In the predictions from last year i indicated that the OSMF might in the future pursue a business model similar to that of HOT – selling OpenStreetMap as a solution for the needs of others, without substantially controlling the project. I also indicated that such a scenario would most likely be fairly unstable.

With the developments of the past year, in particular with the negotiations with HOT on a trademark license and the stalling of the OSMF board on the pursuit of ODbL violation by large corporate financiers of the OSMF, quite a bit could be written on that, where it might go and what risks and opportunities result from that. But i will cut this short here because – as i already indicated in the first part – i am not very keen to provide free consulting services to an OSMF in pursuit of commercial interests.

Clouds and seagulls

Conclusions

In total, my outlook on the future of the OSMF has brightened a bit. Ironically this is partly because the economic climate is getting more difficult and hence the ability of people in the OSMF to use money in pursuit of ideas that are bad for OpenStreetMap is likely going to be rather limited. But more importantly, this year’s board election has the potential – if the OSMF membership shows wisdom in selecting four new board members – to substantially change the work culture and the direction of the OSMF. The possibilities how to do that are fairly clear now – i outlined a few in my recommendations above. A lot more can be found in past comments of me on OSMF matters. Yes, there is of course equally a potential for a change to the worse. But even if that is the case – it is clearly in the hands of the OSMF membership this year – and even more, thanks to the active contributor membership program, every mapper who cares about OpenStreetMap in principle had the opportunity to become a member and vote in the interest of the project they care about. In other words: This year much more than in previous years it is in the hand of the OSMF membership to decide on the future of the OSMF.
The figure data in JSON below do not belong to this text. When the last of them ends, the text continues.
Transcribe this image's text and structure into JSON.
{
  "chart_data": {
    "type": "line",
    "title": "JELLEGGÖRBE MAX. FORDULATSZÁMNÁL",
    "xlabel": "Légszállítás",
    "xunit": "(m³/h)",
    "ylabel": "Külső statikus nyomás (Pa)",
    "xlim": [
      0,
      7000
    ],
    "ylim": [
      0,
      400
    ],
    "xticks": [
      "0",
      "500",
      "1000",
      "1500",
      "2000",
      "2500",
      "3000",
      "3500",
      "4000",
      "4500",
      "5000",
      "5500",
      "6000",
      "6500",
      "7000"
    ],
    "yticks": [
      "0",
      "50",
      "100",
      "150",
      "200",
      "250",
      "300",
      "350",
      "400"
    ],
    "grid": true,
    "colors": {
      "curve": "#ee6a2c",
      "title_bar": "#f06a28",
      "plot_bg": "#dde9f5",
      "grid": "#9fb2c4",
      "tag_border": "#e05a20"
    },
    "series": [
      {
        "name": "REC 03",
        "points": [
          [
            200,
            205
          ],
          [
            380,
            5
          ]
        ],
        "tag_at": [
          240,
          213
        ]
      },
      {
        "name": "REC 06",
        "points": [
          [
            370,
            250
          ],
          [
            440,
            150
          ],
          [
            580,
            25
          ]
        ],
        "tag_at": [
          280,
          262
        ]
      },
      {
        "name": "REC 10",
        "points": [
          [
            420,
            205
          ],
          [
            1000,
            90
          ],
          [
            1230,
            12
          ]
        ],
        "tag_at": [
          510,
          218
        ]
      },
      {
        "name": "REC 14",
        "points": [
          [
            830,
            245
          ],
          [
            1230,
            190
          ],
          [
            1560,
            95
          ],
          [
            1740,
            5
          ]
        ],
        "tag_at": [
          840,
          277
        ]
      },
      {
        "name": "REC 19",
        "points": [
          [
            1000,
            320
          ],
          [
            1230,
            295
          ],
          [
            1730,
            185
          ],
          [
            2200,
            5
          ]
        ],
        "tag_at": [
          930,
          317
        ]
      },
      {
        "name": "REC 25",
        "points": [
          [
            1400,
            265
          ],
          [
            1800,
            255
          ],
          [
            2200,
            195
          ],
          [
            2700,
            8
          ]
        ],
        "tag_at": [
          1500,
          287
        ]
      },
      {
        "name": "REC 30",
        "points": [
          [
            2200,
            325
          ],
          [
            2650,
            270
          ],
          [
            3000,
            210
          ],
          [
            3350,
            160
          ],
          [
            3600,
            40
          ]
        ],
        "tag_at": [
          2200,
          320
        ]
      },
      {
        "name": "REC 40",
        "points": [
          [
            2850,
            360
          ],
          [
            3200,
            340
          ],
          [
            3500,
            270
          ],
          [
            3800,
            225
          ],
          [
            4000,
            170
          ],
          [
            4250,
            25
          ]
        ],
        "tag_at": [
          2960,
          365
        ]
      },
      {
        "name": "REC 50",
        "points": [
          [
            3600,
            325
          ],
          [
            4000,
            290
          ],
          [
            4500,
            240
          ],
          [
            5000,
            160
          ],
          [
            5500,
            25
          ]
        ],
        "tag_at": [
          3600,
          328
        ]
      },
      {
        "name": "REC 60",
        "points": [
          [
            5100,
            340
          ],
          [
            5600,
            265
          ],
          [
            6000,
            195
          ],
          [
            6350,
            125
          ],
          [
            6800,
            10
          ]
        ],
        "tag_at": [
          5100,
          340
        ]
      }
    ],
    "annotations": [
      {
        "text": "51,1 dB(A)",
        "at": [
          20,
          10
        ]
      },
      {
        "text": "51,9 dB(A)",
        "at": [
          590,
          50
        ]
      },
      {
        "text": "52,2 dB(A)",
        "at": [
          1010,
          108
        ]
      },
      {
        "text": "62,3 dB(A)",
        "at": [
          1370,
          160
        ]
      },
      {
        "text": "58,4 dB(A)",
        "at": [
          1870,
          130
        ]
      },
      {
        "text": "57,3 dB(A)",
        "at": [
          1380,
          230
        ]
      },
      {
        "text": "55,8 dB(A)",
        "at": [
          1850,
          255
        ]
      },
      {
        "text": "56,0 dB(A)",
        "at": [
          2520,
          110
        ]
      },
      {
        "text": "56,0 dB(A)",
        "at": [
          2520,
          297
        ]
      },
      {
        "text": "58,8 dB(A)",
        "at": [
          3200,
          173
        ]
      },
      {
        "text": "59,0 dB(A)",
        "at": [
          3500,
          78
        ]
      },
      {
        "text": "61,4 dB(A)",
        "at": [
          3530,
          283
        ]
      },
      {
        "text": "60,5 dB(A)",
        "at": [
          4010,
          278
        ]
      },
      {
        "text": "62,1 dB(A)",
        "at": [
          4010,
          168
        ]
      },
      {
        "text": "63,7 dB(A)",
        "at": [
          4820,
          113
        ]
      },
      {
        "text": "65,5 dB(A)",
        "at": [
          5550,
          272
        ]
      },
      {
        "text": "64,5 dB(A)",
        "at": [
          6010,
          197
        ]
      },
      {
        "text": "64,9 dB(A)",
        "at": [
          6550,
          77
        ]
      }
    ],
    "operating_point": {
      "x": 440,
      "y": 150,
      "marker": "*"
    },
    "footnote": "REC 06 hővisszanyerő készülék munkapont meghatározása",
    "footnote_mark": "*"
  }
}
In addition, i observe that the centralization and cultural homogenization attempts from the OSMF have led to an increasingly broader push-back from the community. As discussed above, this push-back and diversification also takes some rather problematic forms with the radicalization of smaller groups on proprietary platforms. But, overall, this is a positive sign: Local communities all over the world developing a robust self-confidence in the way they unite OpenStreetMap’s core values with their local culture. If these local communities now manage to overcome their relative isolation (which i discussed a bit for the German community in the previous post) and successfully engage in a peer-to-peer exchange with each other, that would be even better. Interestingly, the local communities in Africa, Asia and Latin America here seem to be ahead of the European communities with regular supra-national conferences and more regular exchange across language barriers.